Meta Taps AMD for Custom AI Accelerator Chip
An analysis details Meta AI's collaboration with AMD on a custom GPU designed for specific high-volume workloads. The chip utilizes a chiplet design and achieves over 95% software reuse from AMD's existing MI450 architecture, avoiding the cost of a full custom ASIC tapeout. This approach highlights how large tech firms are pursuing system-level hardware optimization for their AI infrastructure.

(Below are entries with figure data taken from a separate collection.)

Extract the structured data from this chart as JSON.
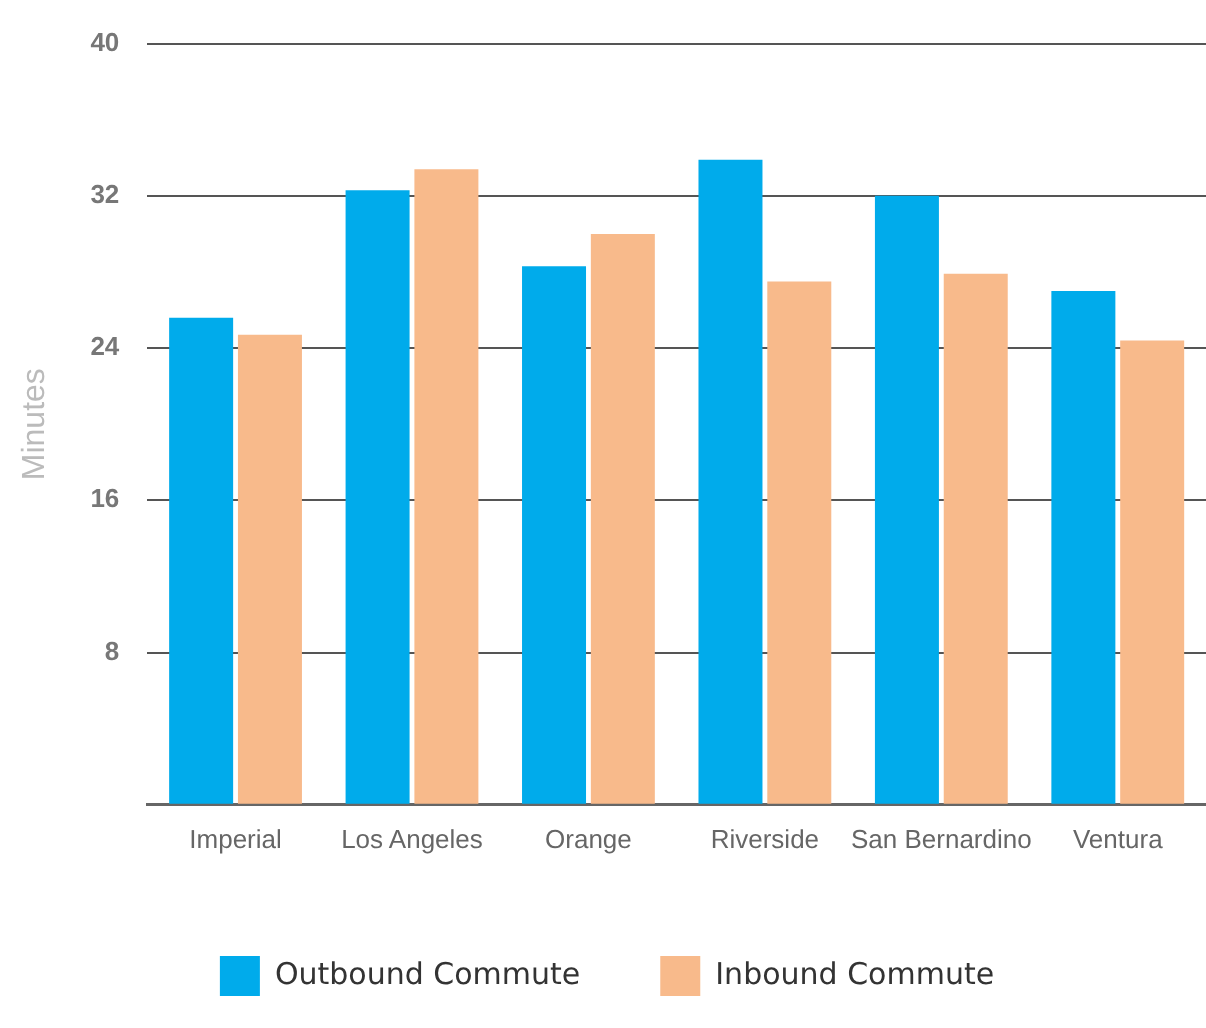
{
  "chart_data": {
    "type": "bar",
    "ylabel": "Minutes",
    "categories": [
      "Imperial",
      "Los Angeles",
      "Orange",
      "Riverside",
      "San Bernardino",
      "Ventura"
    ],
    "series": [
      {
        "name": "Outbound Commute",
        "color": "#00abeb",
        "values": [
          25.6,
          32.3,
          28.3,
          33.9,
          32.0,
          27.0
        ]
      },
      {
        "name": "Inbound Commute",
        "color": "#f8ba8b",
        "values": [
          24.7,
          33.4,
          30.0,
          27.5,
          27.9,
          24.4
        ]
      }
    ],
    "ylim": [
      0,
      40
    ],
    "yticks": [
      {
        "value": 0,
        "label": null
      },
      8,
      16,
      24,
      32,
      40
    ],
    "grid": "y",
    "legend": "bottom"
  }
}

- This multi-year, multi-generation agreement will deploy up to 6 gigawatts of AMD Instinct GPUs to power Meta's AI infrastructure, with the first shipments beginning in the second half of 2026. The deal is valued at an estimated $60 billion to $100 billion over five years. - The collaboration extends beyond GPUs, making Meta a lead customer for AMD's 6th Gen EPYC CPUs, codenamed "Venice," and a future processor codenamed "Verano," which are optimized for AI workloads. - As part of the deal, AMD issued Meta a performance-based warrant to acquire up to 160 million shares of AMD stock. This structure, similar to a previous AMD deal with OpenAI, ties the equity compensation to specific GPU shipment milestones and AMD stock price targets. - The custom accelerator is based on AMD's MI450 architecture and is co-engineered through the Open Compute Project on the AMD Helios rack-scale platform, which was jointly developed with Meta for large-scale AI deployments. - This move is part of a broader industry trend of "big tech" companies like Google (TPU), Amazon (Trainium), and Microsoft (Maia) developing custom silicon to optimize for specific AI workloads, reduce costs, and decrease reliance on single suppliers like Nvidia. - Prior to this large-scale AMD partnership, Meta has been developing its own in-house chips, known as the Meta Training and Inference Accelerator (MTIA). The first generation, MTIA v1, was a 7nm chip focused on inference for recommendation models. - The chiplet design approach, used in both the custom Meta/AMD chip and AMD's broader MI300 series, allows for combining smaller, specialized dies into a single package. This improves manufacturing yield, lowers costs, and enables the integration of different functions and process nodes compared to a traditional monolithic chip.